La bolognese CEA crea l'asfalto 100% riciclato: l'era dei cantieri "a scarto zero"

Un anno e mezzo di lavoro per una miscela che con additivi chimici garantiti permette di reimpiegare il 100% dei materiali di scavo e di risulta dai cantieri, grazie a un macchinario delle dimensioni di un furgoncino.

di Ilaria Visentin

Nasce nei  laboratori Cea  sulle  montagne bolognesi e da  35  anni di esperienza sul  campo la  prima  soluzione all'insegna dell'economia  circolare per   cantieri edilizi  a “scarto zero”:  a firmare la miscela, certificata dall'ente tedesco Tüv, è la Cooperativa edile  Appenino, realtà di Monghidoro che  nel  decennio di débâcle del   settore  è  riuscita a   ritagliarsi una  nicchia di  rilievo  internazionale  nel segmento delle  dighe (oltre alla  costruzione e manutenzione di reti  locali per  le multiservizi e lʼinfrastrutturazione di sottocentrali energetiche) chiudendo il 2019 con  69 milioni di euro di ricavi, contro i 50 milioni  del  2018,  e 400  dipendenti in organico, età media sotto i 40 anni.

(Agf)

 

Certicazioni 

Lʼalchimia che  ha  superato tutti  i test di validazione dei  tecnici  tedeschi non ha ancora un  nome, ma  permette di reimpiegare il 100%  dei  materiali di scavo e di risulta dai  cantieri, aggiungendo additivi chimici  a loro  volta  garantiti (il marchio è quello del  leader  tricolore Mapei),   sul  luogo stesso  dei  lavori,  grazie a  un macchinario delle  dimensioni di un  furgoncino, da cui esce una miscela pronta da  utilizzare per  ripristinare l'asfalto, senza aggiunta di bitumi e materiali nuovi.«Questo prodotto  – ha  sottolineato il presidente e co-fondatore di  Cea, Giuseppe Salomoni – è il risultato di un anno e mezzo di lavoro, in collaborazione con  lʼUniversità  di  Bologna. Non  è stato semplice mettere a  punto lʼequilibrio giusto per  raggiungere i parametri richiesti dal  Tüv riutilizzando dallʼ80 al 100% dei  materiali scavati, quando  oggi  sul  mercato si  arriva a  una percentuale di recupero degli  inerti al massimo del 50. Il lockdown è stato un  momento di stop dei cantieri che  ci ha consentito di concentrarci sui test e accelerare i tempi».

Il composto

Il nuovo composto “green” a chilometro zero e scarto zero è già stato messo in opera a Bologna dalla divisione Cea Ambiente nei cantieri per le linee acqua e gas interrate di Hera, la multiutility emiliana che ha fatto dell’impronta ambientale sostenibile un punto di riferimento del proprio business. «Adesso occorre però che siano le istituzioni locali ad aggiornare i regolamenti per permettere il completo reimpiego degli inerti “riciclati” certificati – è il monito del presidente – perché in molti casi le norme comunali per la gestione dei cantieri sono datate e nei capitolati non si permette l’utilizzo di materiale di risulta in misura superiore al 30 per cento».

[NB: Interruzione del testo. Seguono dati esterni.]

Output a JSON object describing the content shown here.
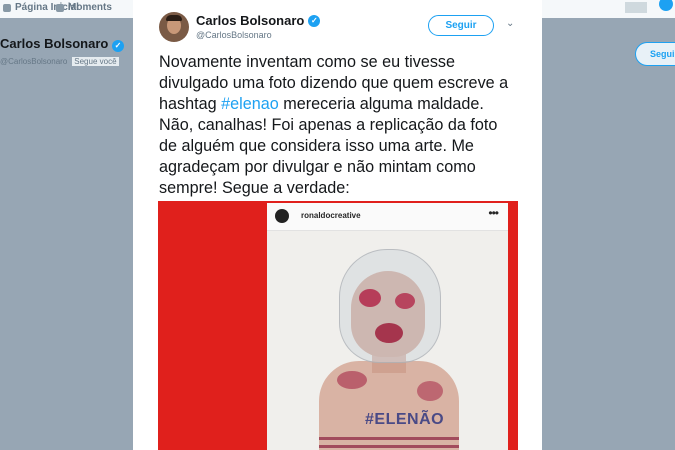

La miscela “a scarto zero” di Cea non si presta per grandi cantieri, ma consente di ripristinare in poche ore scavi su strada di 60-70 centimetri senza usare bitumi e senza spostare materiali, semplicemente addizionando gli inerti con la giusta dose di additivi, grazie alla centrifuga a caldo semovente che in tempo quasi reale garantisce il ripristino dell'intervento con un composto che assicura le qualità di un asfalto tradizionale.
«L’innovazione – ha concluso Salomoni – è l’arma che ci ha permesso di resistere in anni in cui le cooperative edilizie emiliane sono state decimate, partendo dalla situazione fortunata di non avere grandi compendi immobiliari costruiti e invenduti a zavorrare il patrimonio». Che a causa del Covid ha dovuto posticipare di un anno gli obiettivi del piano triennale 2019-2021, ma «tra il buon portafoglio e i cantieri in ripartenza sono convinto che raggiungeremo per il 2022 i 100 milioni di euro di fatturato che ci siamo dati come target».